Compact binaries and accretion disk physics
Compact binares are interacting binary systems in which a normal type
star loses mass to a compact object (a white dwarf, neutron star, or
black hole) via an accretion disk. The figures below illustrate two
black hole X-ray binary systems (illustrations courtesy of Robert
Hynes'
BinSym
program). The appeal of these systems is that they allow probes of
accretion processes, physics in extreme environments, and the formation and evolution of black holes in objects
that are relatively nearby and unobscured. The "Fundamental Plane of
Black Hole Accretion" (
Merloni et al. 2003,
Falcke et al. 2004)
has demonstrated that the physics that governs accretion onto black
holes is directly scalable over eight orders of magnitude, from stellar
mass black holes to the central engines of AGN. Because the time scale
of variability is significantly faster for the stellar mass objects and
confusion from the host galaxy is eliminated, we are able to probe a wide
range of accretion phenomenologies in X-ray binaries that is
challenging or precluded entirely in AGN. My interests center on the
physics of disk accretion and the link between accretion and outflows
in the forms of winds and jets. I am currently undertaking
multiwavelength studies of X-ray binaries centered around the first
far-ultraviolet spectra of several systems (e.g.,
Froning et al. 2010,
Froning et al. 2014).
I have also been pursuing a long-term program to obtain precise masses
for black holes and neutron stars in X-ray binary systems to constrain
models of the formation and evolution of collapsed objects and provide
accurate inputs for measurements of black hole spins (e.g.,
Khargharia et al. 2010).

The atmospheres of transiting exoplanets
With the beginning of science operations for the Cosmic Origins
Spectrograph, I have become involved in several programs centered on
ultraviolet observations of transiting hot Jupiters and a survey to
characterize the UV radiation environment in M star systems hosting
exoplanets.
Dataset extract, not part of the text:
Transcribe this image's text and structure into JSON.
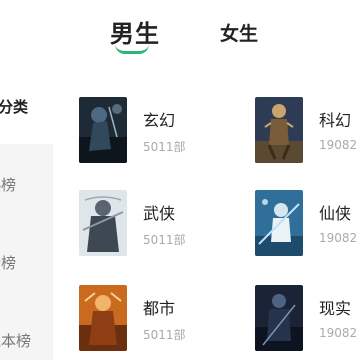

The transit observations (
Haswell et al. 2012,
Linsky et al. 2010,
Fossati et al. 2010,
France et al. 2010)
gave the first velocity-resolved UV transit data for HD209458b,
confirming the presence of high velocity ions escaping from the
planet's Roche lobe. In WASP-12b, we detected enhanced transit
signatures in ten different elements and evidence for an absorbing
cloud around the star, likely procuded by material stripped from the
planet. The UV radiation environment study (
France et al. 2012;
France et al. 2012, submitted) has shown strong and variable UV
radiation, particularly from Lya, even in optically quiet systems. The
UV radiation will affect the photochemistry of planets in the habitable
zones of these stars and may even lead to the presence of detectable O2
and O3 in the planetary atmospheres
even in the absence of biological life.